O número de pessoas que morrem desnecessariamente no pronto-socorro aumenta às segundas-feiras, à medida que os hospitais estão sobrecarregados ao limite e não dão alta aos pacientes no fim de semana, mostram novos dados.
Números descobertos por O Independente mostram que uma média de 126 pacientes morreram todas as segundas-feiras entre 2020-2023 – 25 por cento mais do que qualquer outro dia. Num sábado, o número médio de mortes cai para 90.
Os tempos de espera também aumentam enormemente no início da semana, com uma média de 9.300 pacientes gastando mais de 12 horas esperando na segunda-feira – até 2.000 a mais do que em qualquer outro dia.

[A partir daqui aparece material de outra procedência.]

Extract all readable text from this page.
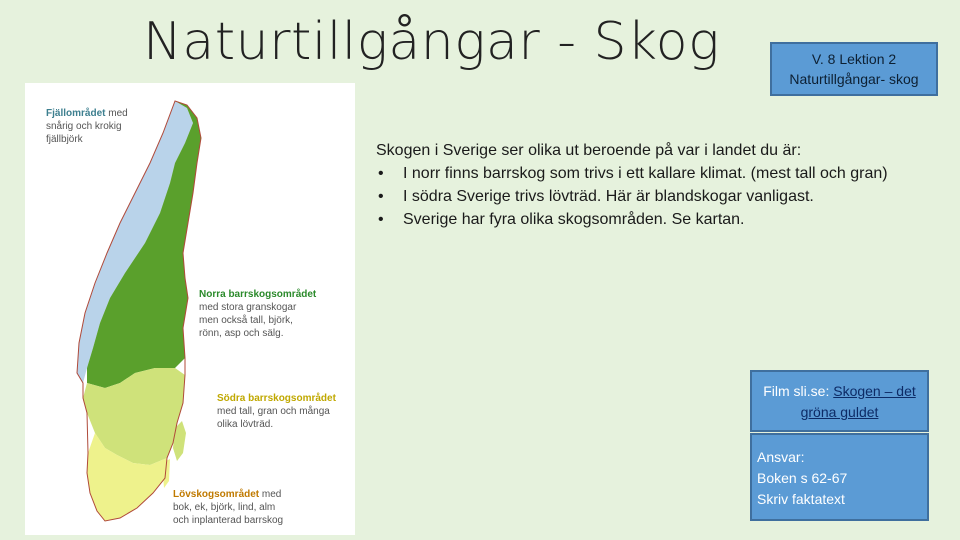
Naturtillgångar - Skog	V. 8 Lektion 2
Naturtillgångar- skog
Fjällområdet med
snårig och krokig
fjällbjörk
Norra barrskogsområdet
med stora granskogar
men också tall, björk,
rönn, asp och sälg.
Södra barrskogsområdet
med tall, gran och många
olika lövträd.
Lövskogsområdet med
bok, ek, björk, lind, alm
och inplanterad barrskog

Skogen i Sverige ser olika ut beroende på var i landet du är:

• I norr finns barrskog som trivs i ett kallare klimat. (mest tall och gran)
• I södra Sverige trivs lövträd. Här är blandskogar vanligast.
• Sverige har fyra olika skogsområden. Se kartan.
Film sli.se: Skogen – det gröna guldet
Ansvar:
Boken s 62-67
Skriv faktatext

Especialistas médicos disseram que o aumento nas esperas de pronto-socorro pode ser atribuído ao fato de as pessoas ficarem longe dos hospitais durante os fins de semana e de os pacientes não terem alta dos cuidados médicos, causando um gargalo em um sistema já deficiente.
As estatísticas nítidas também contradizem directamente os repetidos esforços do governo para tornar o NHS um serviço de sete dias. Vários médicos legistas alertaram o governo e os líderes da saúde sobre atrasos no tratamento e diagnóstico dos pacientes devido a variações no pessoal e no acesso a especialistas – especialmente durante o fim de semana.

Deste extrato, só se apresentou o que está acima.